P.G. Farmers Market organizer explains surprise twist in location debate.
Friday, March 5, 2010
After a day of rest, Iris Peppard is ready to talk about what happened at Pacific Grove's City Council meeting last Wednesday.
The executive director of Everyone's Harvest, which runs P.G.'s Monday evening markets on Lighthouse Avenue, says she didn't expect all the drama that erupted after Chamber of Commerce President Moe Ammar announced a compromise on the market's place and time.
On March 2, the day before the council meeting, Ammar, Peppard, Everyone's Harvest board member Candy Owens, P.G. Downtown Business Improvement District Chairman Bill Valuch and BID Treasurer Ron Schenk reached a consensus: The market could move to a parking lot just south of Lighthouse between 16th and 17th streets, and the time could change to Saturday mornings.
The Chamber and BID had been griping for more than a year about the market's current location, saying it hurts businesses on the affected blocks. Peppard maintained the market site is the result of a thorough public process, as well as many meetings with the Chamber and BID, and should not be changed.
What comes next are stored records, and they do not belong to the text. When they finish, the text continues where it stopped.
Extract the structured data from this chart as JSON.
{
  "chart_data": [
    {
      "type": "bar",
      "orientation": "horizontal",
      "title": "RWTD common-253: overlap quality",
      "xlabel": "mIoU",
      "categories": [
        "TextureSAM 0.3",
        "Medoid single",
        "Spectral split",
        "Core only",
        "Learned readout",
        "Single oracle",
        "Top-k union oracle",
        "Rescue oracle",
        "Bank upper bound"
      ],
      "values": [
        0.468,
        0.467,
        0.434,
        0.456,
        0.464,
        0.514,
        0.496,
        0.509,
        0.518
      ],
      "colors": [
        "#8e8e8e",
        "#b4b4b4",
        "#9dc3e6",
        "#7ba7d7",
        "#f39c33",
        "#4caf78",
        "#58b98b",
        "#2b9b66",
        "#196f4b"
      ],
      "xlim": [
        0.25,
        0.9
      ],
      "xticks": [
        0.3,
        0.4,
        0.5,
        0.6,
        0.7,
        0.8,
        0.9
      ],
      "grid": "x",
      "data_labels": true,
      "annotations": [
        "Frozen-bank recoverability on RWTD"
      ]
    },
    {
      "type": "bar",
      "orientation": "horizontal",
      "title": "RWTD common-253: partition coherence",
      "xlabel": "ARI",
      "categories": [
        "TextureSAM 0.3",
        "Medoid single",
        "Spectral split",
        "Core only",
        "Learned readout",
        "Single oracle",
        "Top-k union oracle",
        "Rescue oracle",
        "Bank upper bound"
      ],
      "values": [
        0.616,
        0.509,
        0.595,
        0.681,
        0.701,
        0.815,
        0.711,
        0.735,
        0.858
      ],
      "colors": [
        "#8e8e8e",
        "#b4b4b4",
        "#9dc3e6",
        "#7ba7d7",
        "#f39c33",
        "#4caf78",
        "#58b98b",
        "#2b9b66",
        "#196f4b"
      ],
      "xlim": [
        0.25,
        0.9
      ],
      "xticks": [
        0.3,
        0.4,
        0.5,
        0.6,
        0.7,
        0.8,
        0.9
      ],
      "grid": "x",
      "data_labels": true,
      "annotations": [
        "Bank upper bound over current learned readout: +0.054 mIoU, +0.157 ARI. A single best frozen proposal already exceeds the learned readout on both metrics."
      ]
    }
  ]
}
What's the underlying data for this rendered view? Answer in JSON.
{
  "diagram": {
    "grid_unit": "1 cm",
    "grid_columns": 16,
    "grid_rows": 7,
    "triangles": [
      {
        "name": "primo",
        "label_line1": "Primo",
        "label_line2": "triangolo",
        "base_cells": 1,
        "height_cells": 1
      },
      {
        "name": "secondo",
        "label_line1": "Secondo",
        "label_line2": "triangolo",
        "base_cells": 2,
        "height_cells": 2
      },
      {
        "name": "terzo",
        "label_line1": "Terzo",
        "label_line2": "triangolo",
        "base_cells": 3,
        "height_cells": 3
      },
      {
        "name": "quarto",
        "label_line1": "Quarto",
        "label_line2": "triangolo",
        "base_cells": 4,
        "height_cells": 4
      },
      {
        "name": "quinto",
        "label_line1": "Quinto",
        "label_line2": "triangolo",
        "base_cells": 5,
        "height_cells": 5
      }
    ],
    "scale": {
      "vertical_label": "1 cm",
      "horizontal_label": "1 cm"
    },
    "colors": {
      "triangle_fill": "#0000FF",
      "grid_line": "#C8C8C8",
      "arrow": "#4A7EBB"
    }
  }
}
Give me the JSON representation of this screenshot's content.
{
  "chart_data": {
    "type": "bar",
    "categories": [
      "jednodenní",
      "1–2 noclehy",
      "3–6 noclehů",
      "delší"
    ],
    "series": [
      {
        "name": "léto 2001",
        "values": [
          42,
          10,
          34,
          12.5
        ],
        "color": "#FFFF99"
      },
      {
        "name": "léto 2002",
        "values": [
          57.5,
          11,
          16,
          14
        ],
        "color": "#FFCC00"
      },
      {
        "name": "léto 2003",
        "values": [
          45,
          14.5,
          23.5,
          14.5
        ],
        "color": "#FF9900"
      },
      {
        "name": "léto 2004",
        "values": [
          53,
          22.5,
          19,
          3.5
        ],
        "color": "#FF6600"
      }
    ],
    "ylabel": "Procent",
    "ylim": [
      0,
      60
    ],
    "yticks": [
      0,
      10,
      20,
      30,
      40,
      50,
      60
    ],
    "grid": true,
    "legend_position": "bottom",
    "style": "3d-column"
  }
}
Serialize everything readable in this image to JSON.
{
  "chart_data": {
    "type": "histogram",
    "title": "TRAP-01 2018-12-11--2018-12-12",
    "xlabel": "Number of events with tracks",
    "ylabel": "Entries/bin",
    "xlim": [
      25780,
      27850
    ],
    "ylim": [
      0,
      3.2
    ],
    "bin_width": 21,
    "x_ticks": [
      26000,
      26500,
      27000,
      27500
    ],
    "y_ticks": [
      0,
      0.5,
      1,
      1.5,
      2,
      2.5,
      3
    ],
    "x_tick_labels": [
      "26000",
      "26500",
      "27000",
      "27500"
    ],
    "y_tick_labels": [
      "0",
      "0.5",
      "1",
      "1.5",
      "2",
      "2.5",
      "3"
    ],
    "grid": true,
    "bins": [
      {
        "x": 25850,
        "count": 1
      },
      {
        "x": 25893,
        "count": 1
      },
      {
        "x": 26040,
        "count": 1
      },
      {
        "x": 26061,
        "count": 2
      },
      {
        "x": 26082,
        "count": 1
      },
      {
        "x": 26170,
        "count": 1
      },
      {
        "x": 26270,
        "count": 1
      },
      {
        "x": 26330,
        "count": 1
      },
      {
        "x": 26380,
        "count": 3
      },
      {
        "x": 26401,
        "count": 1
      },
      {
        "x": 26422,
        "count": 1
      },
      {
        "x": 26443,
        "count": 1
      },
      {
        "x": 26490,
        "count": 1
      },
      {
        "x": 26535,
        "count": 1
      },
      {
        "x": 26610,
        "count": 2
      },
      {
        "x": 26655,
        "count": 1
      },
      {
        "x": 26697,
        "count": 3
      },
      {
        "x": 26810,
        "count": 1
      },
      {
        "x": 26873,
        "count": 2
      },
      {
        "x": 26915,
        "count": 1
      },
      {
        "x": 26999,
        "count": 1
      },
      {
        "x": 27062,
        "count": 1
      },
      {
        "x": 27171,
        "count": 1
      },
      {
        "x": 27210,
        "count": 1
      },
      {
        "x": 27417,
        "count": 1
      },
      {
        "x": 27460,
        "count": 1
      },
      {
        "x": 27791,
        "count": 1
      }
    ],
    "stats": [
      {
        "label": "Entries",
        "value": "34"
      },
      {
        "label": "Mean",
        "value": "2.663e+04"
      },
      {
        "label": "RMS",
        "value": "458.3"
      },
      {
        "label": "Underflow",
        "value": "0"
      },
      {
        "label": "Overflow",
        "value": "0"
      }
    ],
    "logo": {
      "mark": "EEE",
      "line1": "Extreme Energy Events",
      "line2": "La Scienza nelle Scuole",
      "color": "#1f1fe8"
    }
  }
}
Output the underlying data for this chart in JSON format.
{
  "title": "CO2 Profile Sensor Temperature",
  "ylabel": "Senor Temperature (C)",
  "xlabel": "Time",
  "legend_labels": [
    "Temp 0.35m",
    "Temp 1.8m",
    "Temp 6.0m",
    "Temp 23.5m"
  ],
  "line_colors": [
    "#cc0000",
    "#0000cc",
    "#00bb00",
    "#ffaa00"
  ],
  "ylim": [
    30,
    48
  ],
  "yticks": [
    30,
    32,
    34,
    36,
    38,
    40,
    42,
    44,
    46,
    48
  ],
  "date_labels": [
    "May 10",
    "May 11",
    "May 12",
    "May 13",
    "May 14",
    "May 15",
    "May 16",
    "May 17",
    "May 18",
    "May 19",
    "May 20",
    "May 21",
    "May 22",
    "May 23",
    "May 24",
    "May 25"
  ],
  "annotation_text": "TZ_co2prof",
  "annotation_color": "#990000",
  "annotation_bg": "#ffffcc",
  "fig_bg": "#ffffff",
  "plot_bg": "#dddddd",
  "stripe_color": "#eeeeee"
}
So when the Council came to a March 3 agenda item about changing the market's location, everyone was surprised to hear about the compromise. To some—including three councilmembers—it looked like a back-room deal.
Today Peppard sent out a letter explaining the compromise and also spoke with the Weekly by phone, sounding flummoxed. The City Council appeared likely to change the market's location no matter what, she says, so she wanted to at least push for her preferred option among the four being considered. The shift from Monday to Saturday was a quid pro quo: Change the place, get a better time slot.
"[The March 2 meeting] was an attempt by all groups at the last hour to resolve it," she explains. "I was just trying to make the compromise before we were forced into something. But I was unclear and naive about this whole process and what legal rights we have."
Peppard now thinks the market can stay where it is, under the city-approved use permit. "For them to revoke it or change it, there is some question if legally they have the right to do that," she says. "[But] we know how to run farmers' markets. We don't know how to deal with these legal issues, and we don't have money for a lawyer either."